I used the Pythagorean Theorem to get the lengths of BE and CF, but I'm stuck on getting EA and AF. I know the Law of Sines, but I don't know where to apply it.

Originally Posted by UNLVRich

I used the Pythagorean Theorem to get the lengths of BE and CF, but I'm stuck on getting EA and AF. I know the Law of Sines, but I don't know where to apply it.

You seem unaware of the basics; like, no need to use pythagorean theorem to get BE and CF;
BE=3 and CF=4. And similarly, AE = AF.
Were you aware that the 2 tangent lines from a point outside circle to the tangent points are equal?

You would use Law of Sines to calculate angles ABC and ACB, leaving angle BAC = 180 - ABC - ACB.
Let M = inner circle center. Now work with the 3 inner triangles AMB, AMC and BMC.

Were you aware of this formula:
radius-of-inner-circle = 2[(area-of-triangle) / (perimeter of triangle)] ?
If we let x = AE = AF, then perimeter becomes 2x + 14 and area (using Heron's formula)
becomes sqrt[12(x^2 + 7x)].
This would be another way of solving, NOT needing the Law of Sines.

Hope this helps...

Originally Posted by Wilmer

Were you aware that the 2 tangent lines from a point outside circle to the tangent points are equal?

I had a feeling this was true, but I didn't use it because I hadn't proved it yet. I just proved it so I'll use it. Thank you!!

I knew those formulas you mentioned, but the key was the fact that the two tangent lines were congruent. Thanks for your help!!

Originally Posted by UNLVRich

I had a feeling this was true, but I didn't use it because I hadn't proved it yet.

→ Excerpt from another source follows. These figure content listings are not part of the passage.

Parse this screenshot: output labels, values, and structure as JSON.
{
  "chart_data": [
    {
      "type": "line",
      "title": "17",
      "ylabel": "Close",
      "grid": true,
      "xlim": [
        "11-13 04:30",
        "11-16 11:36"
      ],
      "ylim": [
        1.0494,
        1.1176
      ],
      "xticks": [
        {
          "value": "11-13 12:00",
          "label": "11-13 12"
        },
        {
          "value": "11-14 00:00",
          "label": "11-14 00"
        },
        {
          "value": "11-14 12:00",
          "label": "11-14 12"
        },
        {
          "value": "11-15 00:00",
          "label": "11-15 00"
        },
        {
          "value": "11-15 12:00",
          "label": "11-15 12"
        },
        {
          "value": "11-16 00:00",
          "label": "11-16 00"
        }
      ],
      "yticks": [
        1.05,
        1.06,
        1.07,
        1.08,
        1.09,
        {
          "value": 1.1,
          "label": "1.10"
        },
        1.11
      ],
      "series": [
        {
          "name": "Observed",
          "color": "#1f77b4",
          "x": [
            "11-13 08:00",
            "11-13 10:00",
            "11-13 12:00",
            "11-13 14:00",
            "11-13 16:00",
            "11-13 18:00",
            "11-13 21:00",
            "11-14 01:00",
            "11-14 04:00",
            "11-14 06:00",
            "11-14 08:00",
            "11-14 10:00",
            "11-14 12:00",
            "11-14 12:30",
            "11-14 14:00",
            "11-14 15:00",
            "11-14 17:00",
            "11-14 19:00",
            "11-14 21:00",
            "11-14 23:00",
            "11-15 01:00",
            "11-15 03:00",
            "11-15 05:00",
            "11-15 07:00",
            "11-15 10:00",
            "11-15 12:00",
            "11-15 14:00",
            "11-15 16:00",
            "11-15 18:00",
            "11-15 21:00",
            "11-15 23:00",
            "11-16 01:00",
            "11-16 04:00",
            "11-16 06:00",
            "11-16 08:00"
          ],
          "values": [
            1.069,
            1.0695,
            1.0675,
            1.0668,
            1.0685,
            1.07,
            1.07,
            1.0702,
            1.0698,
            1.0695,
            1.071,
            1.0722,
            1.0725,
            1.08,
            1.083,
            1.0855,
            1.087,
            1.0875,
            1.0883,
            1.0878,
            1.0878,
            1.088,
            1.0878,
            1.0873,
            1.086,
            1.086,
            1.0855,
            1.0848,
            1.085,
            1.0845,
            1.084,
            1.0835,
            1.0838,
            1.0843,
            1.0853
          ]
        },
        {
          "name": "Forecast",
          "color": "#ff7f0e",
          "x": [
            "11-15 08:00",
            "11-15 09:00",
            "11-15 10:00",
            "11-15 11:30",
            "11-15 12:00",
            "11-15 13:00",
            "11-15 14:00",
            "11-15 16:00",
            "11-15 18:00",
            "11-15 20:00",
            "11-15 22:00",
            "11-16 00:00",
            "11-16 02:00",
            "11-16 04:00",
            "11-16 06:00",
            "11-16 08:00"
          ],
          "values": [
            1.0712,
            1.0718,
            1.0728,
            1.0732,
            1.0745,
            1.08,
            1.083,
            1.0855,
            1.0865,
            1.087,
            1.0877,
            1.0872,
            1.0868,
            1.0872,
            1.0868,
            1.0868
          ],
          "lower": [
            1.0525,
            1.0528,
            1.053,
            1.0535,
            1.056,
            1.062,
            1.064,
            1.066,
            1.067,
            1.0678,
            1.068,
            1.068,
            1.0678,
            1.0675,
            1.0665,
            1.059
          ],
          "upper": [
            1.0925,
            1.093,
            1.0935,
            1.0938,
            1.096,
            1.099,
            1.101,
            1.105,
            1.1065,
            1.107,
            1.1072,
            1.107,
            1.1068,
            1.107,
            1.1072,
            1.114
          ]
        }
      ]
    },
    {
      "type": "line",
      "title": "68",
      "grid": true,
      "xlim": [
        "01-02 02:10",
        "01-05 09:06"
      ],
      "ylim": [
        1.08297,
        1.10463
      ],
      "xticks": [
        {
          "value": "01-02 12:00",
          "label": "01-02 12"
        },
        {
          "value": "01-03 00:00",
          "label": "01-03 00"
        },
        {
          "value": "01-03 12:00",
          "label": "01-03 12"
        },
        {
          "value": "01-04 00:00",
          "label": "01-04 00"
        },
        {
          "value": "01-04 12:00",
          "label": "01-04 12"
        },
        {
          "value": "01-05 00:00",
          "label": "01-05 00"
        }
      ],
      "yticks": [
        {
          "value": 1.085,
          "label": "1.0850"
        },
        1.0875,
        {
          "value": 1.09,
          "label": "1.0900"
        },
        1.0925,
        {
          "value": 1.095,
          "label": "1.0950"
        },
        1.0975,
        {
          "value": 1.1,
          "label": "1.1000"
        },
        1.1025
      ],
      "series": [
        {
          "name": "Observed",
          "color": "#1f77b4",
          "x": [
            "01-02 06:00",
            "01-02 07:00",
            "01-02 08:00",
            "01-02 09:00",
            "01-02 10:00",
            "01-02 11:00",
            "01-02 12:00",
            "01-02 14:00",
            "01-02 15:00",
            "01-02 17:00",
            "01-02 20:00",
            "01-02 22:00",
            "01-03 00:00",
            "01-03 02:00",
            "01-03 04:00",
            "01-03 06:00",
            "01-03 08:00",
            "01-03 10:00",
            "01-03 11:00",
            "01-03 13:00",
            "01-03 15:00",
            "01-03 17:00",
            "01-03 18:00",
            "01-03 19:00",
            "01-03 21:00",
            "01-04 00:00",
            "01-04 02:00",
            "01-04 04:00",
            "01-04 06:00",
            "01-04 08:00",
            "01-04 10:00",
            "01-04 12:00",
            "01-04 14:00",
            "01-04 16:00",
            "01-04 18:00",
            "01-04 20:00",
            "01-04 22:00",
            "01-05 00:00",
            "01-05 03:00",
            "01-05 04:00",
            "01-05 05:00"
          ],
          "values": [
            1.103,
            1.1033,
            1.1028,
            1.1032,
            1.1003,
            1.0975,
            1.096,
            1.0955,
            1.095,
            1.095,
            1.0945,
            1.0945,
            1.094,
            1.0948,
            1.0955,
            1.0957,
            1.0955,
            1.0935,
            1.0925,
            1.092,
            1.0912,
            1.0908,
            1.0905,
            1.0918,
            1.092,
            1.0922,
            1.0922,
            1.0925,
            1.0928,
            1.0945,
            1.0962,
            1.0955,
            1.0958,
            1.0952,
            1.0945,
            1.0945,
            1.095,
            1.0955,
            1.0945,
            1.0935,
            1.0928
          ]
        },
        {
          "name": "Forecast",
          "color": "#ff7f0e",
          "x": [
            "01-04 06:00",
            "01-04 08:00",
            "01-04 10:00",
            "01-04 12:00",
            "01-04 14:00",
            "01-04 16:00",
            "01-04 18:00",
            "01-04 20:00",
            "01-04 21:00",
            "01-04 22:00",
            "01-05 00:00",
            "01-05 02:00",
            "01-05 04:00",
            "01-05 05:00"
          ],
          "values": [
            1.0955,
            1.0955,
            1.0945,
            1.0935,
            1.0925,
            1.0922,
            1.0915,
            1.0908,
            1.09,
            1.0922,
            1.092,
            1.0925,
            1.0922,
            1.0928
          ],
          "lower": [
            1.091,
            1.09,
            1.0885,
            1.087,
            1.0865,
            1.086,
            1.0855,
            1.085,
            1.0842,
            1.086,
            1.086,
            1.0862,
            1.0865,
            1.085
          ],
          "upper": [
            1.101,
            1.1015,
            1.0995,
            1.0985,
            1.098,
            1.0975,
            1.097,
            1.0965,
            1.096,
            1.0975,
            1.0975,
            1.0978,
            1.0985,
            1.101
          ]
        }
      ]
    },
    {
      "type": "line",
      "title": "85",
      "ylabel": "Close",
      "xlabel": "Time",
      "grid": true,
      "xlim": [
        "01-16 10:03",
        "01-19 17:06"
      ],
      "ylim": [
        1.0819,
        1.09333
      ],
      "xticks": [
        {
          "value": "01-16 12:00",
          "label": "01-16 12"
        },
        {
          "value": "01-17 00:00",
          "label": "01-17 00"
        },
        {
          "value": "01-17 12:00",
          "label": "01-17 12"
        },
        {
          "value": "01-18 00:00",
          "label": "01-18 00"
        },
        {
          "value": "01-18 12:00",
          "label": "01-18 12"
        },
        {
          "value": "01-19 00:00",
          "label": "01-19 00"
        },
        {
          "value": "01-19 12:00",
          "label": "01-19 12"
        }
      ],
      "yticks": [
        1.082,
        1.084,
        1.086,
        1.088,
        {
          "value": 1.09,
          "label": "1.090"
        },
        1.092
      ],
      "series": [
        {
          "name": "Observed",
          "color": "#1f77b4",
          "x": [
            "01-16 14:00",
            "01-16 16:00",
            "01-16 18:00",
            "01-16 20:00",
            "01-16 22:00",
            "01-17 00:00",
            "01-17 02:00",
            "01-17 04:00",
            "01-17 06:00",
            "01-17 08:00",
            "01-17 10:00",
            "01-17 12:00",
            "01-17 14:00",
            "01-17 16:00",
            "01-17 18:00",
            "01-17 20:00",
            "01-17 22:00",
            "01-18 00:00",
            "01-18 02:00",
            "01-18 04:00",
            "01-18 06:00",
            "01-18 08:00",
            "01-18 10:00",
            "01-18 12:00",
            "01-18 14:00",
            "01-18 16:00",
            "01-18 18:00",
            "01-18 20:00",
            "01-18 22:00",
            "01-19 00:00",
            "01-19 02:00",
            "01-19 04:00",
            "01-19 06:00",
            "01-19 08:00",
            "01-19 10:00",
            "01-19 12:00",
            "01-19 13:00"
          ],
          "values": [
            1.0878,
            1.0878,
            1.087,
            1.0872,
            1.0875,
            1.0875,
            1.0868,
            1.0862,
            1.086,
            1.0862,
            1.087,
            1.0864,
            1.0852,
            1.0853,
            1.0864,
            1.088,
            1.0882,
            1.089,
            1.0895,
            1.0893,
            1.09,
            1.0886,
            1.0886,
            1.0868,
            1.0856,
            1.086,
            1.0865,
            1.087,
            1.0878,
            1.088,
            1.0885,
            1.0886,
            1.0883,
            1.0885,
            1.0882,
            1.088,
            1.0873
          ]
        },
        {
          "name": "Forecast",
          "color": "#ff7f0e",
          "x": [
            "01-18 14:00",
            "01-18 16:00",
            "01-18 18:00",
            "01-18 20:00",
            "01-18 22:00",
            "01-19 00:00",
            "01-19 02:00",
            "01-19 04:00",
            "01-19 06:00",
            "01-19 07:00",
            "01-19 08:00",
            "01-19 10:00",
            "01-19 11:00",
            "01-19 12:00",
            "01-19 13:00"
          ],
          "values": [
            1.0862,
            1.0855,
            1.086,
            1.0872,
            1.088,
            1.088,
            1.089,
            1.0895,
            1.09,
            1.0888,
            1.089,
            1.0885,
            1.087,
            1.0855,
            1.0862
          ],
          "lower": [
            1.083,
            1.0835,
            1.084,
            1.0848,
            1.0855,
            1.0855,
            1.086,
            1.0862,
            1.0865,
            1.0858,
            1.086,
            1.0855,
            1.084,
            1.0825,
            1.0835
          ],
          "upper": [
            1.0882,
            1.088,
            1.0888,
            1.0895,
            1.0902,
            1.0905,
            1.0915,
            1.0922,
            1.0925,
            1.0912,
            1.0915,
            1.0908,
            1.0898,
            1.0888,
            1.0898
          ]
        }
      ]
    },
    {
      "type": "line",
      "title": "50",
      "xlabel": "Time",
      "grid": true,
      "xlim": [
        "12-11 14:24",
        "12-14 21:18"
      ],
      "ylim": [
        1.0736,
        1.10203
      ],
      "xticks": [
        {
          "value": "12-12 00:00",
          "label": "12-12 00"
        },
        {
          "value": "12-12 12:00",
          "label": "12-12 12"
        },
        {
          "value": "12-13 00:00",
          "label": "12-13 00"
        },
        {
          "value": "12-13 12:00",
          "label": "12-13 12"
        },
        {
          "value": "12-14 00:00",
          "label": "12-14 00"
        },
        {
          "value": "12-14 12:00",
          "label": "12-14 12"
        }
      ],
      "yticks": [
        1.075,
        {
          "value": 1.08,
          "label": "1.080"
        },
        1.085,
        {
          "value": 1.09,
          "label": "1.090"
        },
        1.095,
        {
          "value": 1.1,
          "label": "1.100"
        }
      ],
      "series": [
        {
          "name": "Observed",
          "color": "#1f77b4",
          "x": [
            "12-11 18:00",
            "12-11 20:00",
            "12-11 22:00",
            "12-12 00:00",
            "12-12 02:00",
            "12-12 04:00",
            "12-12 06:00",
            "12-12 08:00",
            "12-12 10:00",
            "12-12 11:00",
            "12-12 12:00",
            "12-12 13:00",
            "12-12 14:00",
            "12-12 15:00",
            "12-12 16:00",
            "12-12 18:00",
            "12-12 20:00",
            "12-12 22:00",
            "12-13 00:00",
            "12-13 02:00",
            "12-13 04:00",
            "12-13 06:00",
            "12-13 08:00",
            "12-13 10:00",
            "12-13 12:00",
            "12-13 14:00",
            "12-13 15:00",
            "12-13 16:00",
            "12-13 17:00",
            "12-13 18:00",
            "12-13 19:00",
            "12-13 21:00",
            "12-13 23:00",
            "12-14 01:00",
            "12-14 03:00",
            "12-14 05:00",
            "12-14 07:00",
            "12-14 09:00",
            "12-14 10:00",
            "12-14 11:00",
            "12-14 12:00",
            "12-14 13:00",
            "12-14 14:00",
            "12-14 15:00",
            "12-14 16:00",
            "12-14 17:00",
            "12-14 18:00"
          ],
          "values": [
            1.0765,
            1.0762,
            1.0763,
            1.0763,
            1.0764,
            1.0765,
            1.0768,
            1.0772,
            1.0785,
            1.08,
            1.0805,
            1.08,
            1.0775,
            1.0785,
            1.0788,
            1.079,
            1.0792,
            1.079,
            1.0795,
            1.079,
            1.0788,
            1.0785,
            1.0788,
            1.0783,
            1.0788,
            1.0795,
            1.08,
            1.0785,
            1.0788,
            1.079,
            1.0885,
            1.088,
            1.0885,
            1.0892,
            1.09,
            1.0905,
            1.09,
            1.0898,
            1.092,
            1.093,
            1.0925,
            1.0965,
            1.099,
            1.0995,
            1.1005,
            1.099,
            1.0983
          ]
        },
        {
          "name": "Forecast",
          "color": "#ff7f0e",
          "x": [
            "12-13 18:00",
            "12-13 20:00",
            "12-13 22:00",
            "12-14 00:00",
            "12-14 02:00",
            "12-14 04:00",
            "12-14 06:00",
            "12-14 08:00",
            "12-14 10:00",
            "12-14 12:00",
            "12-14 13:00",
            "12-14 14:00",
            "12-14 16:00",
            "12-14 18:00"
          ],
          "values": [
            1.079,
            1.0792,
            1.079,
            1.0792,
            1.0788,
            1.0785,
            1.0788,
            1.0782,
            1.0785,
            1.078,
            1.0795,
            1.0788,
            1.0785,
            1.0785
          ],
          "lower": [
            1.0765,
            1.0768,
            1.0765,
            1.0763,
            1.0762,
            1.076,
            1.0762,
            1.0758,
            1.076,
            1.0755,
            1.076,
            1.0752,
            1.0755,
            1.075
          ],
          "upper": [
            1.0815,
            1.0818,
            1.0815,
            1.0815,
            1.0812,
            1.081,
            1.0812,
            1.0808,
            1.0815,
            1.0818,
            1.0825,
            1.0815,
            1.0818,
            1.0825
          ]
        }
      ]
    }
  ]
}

I just proved it so I'll use it. Thank you!!

Good stuff Rich! Btw, don't think you needed to prove it: it's a theorem, right?

Originally Posted by Wilmer

Good stuff Rich! Btw, don't think you needed to prove it: it's a theorem, right?

Yeah...it's a theorem, but I don't like to use things that I can't prove by myself.